Typical of the BBC’s top-notch science reporting is this paragraph that sums up the whole story:
When worker Pachycondyla chinensis ants find very cumbersome snacks, they return to their nest and literally grab another ant in their jaws, carry it over and drop it next to the food.
Though researchers studying the ants aren’t sure how the carried ants – which they describe as “passive” while it is being carried to the food – reorient themselves vis-à-vis their colony and the task at hand once they’re dropped near the big food item, they quickly get to work and can even adjust locations if the researches move the big food item on their own.Here’s where my kids come in.
I see a mess they’ve made, collective or otherwise. I’d like it cleaned up. First, I ask them to clean it up. I make my expectations clear, and even remind them where the mess is. When I get no response – okay, when I get no response from several requests of cleanup – I bring them to the site of said mess and, believe me, they do not arrive passively. Then the command is given onsite.
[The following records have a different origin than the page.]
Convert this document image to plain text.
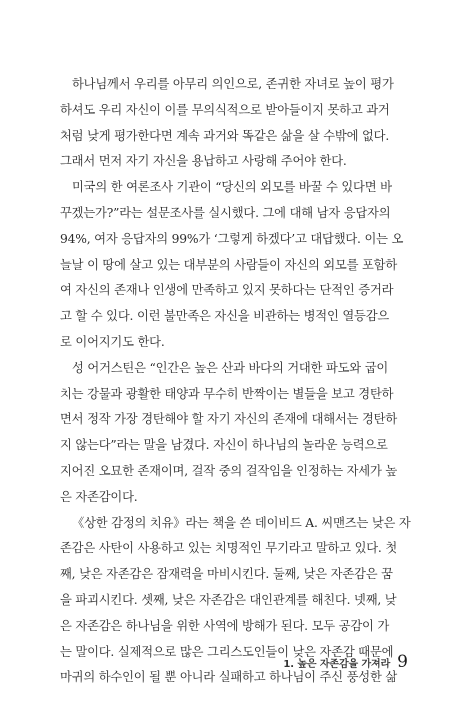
하나님께서 우리를 아무리 의인으로, 존귀한 자녀로 높이 평가
하셔도 우리 자신이 이를 무의식적으로 받아들이지 못하고 과거
처럼 낮게 평가한다면 계속 과거와 똑같은 삶을 살 수밖에 없다.
그래서 먼저 자기 자신을 용납하고 사랑해 주어야 한다.
미국의 한 여론조사 기관이 “당신의 외모를 바꿀 수 있다면 바
꾸겠는가?”라는 설문조사를 실시했다. 그에 대해 남자 응답자의
94%, 여자 응답자의 99%가 ‘그렇게 하겠다’고 대답했다. 이는 오
늘날 이 땅에 살고 있는 대부분의 사람들이 자신의 외모를 포함하
여 자신의 존재나 인생에 만족하고 있지 못하다는 단적인 증거라
고 할 수 있다. 이런 불만족은 자신을 비관하는 병적인 열등감으
로 이어지기도 한다.
성 어거스틴은 “인간은 높은 산과 바다의 거대한 파도와 굽이
치는 강물과 광활한 태양과 무수히 반짝이는 별들을 보고 경탄하
면서 정작 가장 경탄해야 할 자기 자신의 존재에 대해서는 경탄하
지 않는다”라는 말을 남겼다. 자신이 하나님의 놀라운 능력으로
지어진 오묘한 존재이며, 걸작 중의 걸작임을 인정하는 자세가 높
은 자존감이다.
《상한 감정의 치유》라는 책을 쓴 데이비드 A. 씨맨즈는 낮은 자
존감은 사탄이 사용하고 있는 치명적인 무기라고 말하고 있다. 첫
째, 낮은 자존감은 잠재력을 마비시킨다. 둘째, 낮은 자존감은 꿈
을 파괴시킨다. 셋째, 낮은 자존감은 대인관계를 해친다. 넷째, 낮
은 자존감은 하나님을 위한 사역에 방해가 된다. 모두 공감이 가
는 말이다. 실제적으로 많은 그리스도인들이 낮은 자존감 때문에
마귀의 하수인이 될 뿐 아니라 실패하고 하나님이 주신 풍성한 삶
1. 높은 자존감을 가져라 9
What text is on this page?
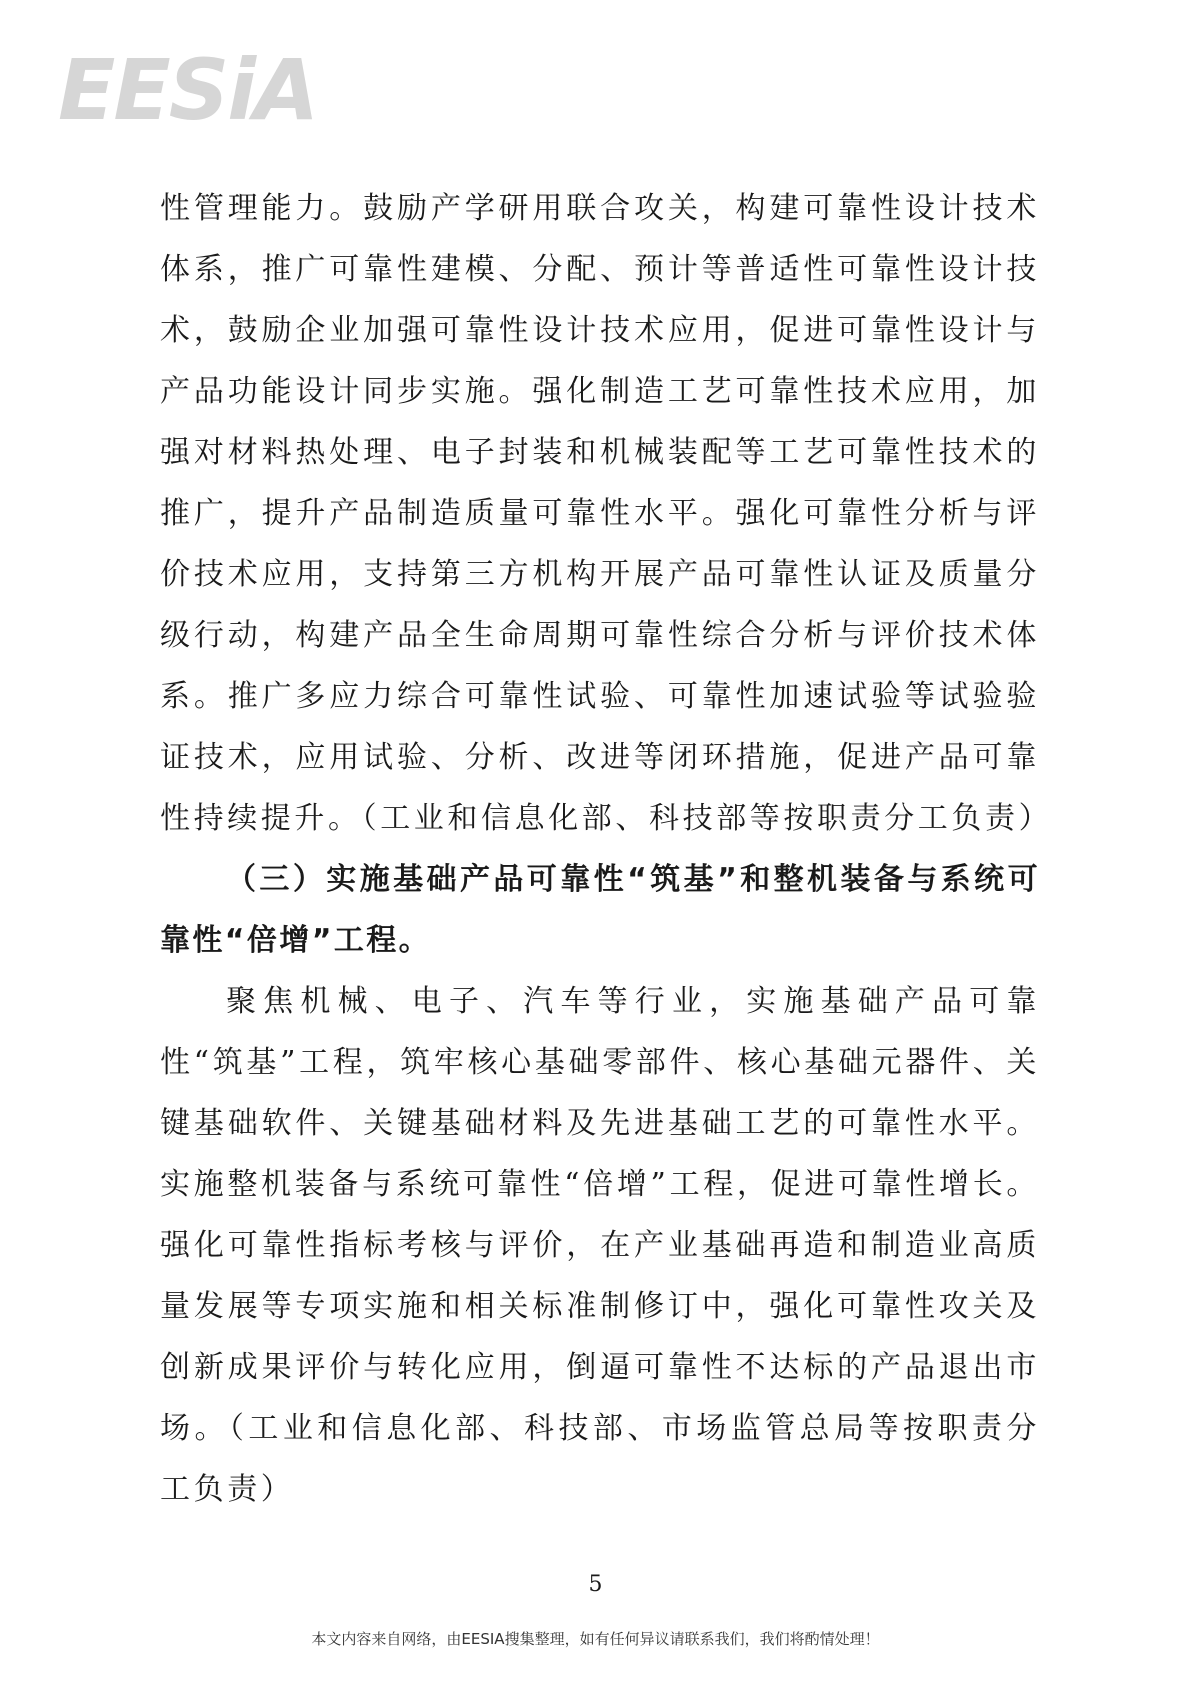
EESiA

性管理能力。鼓励产学研用联合攻关，构建可靠性设计技术体系，推广可靠性建模、分配、预计等普适性可靠性设计技术，鼓励企业加强可靠性设计技术应用，促进可靠性设计与产品功能设计同步实施。强化制造工艺可靠性技术应用，加强对材料热处理、电子封装和机械装配等工艺可靠性技术的推广，提升产品制造质量可靠性水平。强化可靠性分析与评价技术应用，支持第三方机构开展产品可靠性认证及质量分级行动，构建产品全生命周期可靠性综合分析与评价技术体系。推广多应力综合可靠性试验、可靠性加速试验等试验验证技术，应用试验、分析、改进等闭环措施，促进产品可靠性持续提升。（工业和信息化部、科技部等按职责分工负责）

（三）实施基础产品可靠性“筑基”和整机装备与系统可靠性“倍增”工程。

聚焦机械、电子、汽车等行业，实施基础产品可靠性“筑基”工程，筑牢核心基础零部件、核心基础元器件、关键基础软件、关键基础材料及先进基础工艺的可靠性水平。实施整机装备与系统可靠性“倍增”工程，促进可靠性增长。强化可靠性指标考核与评价，在产业基础再造和制造业高质量发展等专项实施和相关标准制修订中，强化可靠性攻关及创新成果评价与转化应用，倒逼可靠性不达标的产品退出市场。（工业和信息化部、科技部、市场监管总局等按职责分工负责）

5
本文内容来自网络，由EESIA搜集整理，如有任何异议请联系我们，我们将酌情处理！
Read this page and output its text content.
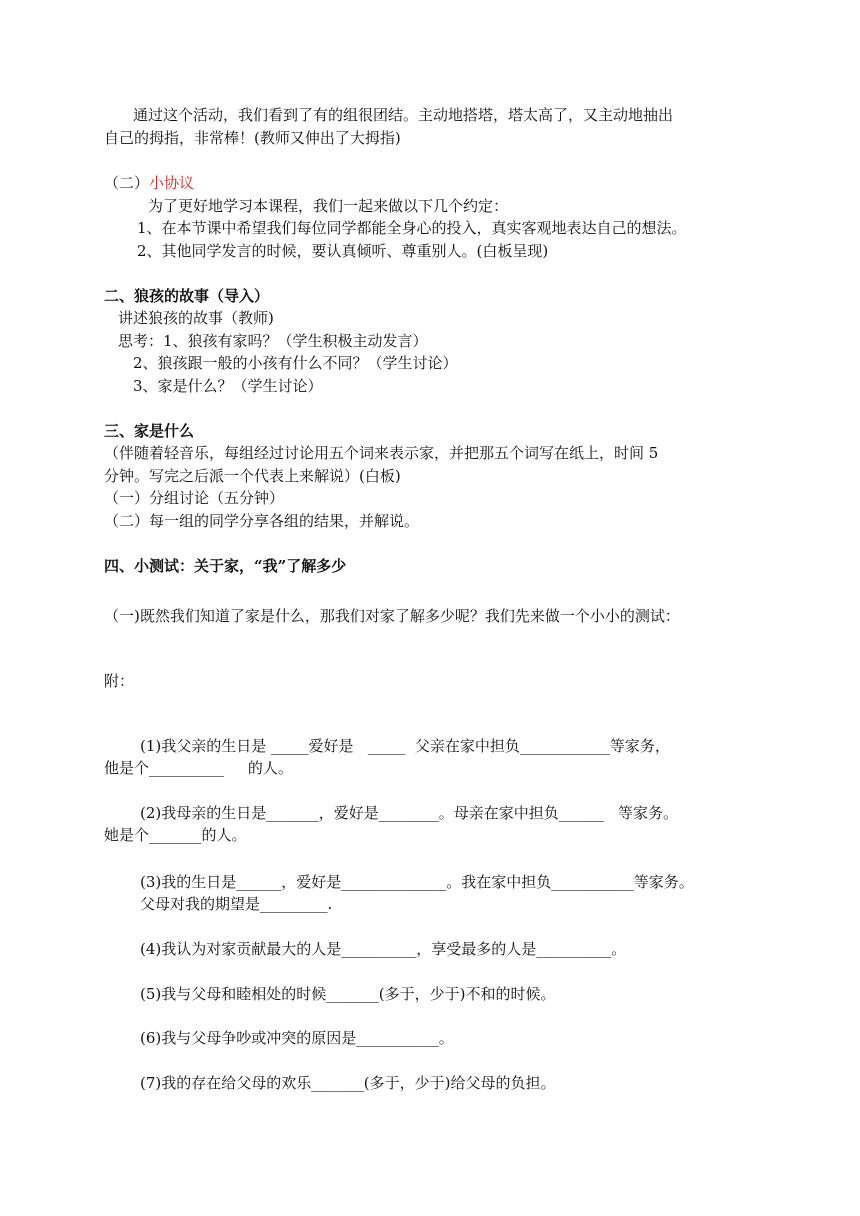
通过这个活动，我们看到了有的组很团结。主动地搭塔，塔太高了，又主动地抽出
自己的拇指，非常棒！(教师又伸出了大拇指)
（二）小协议
为了更好地学习本课程，我们一起来做以下几个约定：
1、在本节课中希望我们每位同学都能全身心的投入，真实客观地表达自己的想法。
2、其他同学发言的时候，要认真倾听、尊重别人。(白板呈现)
二、狼孩的故事（导入）
讲述狼孩的故事（教师)
思考：1、狼孩有家吗？（学生积极主动发言）
2、狼孩跟一般的小孩有什么不同？（学生讨论）
3、家是什么？（学生讨论）
三、家是什么
（伴随着轻音乐，每组经过讨论用五个词来表示家，并把那五个词写在纸上，时间 5
分钟。写完之后派一个代表上来解说）(白板)
（一）分组讨论（五分钟）
（二）每一组的同学分享各组的结果，并解说。
四、小测试：关于家，“我”了解多少
（一)既然我们知道了家是什么，那我们对家了解多少呢？我们先来做一个小小的测试：
附：
(1)我父亲的生日是 _____爱好是   _____  父亲在家中担负____________等家务，
他是个__________     的人。
(2)我母亲的生日是_______，爱好是________。母亲在家中担负______   等家务。
她是个_______的人。
(3)我的生日是______，爱好是______________。我在家中担负___________等家务。
父母对我的期望是_________.
(4)我认为对家贡献最大的人是__________，享受最多的人是__________。
(5)我与父母和睦相处的时候_______(多于，少于)不和的时候。
(6)我与父母争吵或冲突的原因是___________。
(7)我的存在给父母的欢乐_______(多于，少于)给父母的负担。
Unlike the ants, they cannot reorient themselves vis-à-vis anything, let alone the mess that they could clean up in five minutes if they wouldn’t indulge in a minimum fifteen minutes of fussing about not wanting to do the task at hand. Even when I recruit a helper – either because the mess is a collective one or I believe, foolishly, that many hands will make light work – the help a) does not arrive passively and b) cannot reorient itself to the task at hand. More fussing and delay ensues.
Meanwhile, the ants are all busy, happily at work carving up a cockroach too big for one of them to carry on their own, secure in the fact that they’re collectively helping out the colony and getting their chores done in a way that might leave them time to play with their little dolls before it’s time to turn in for the night.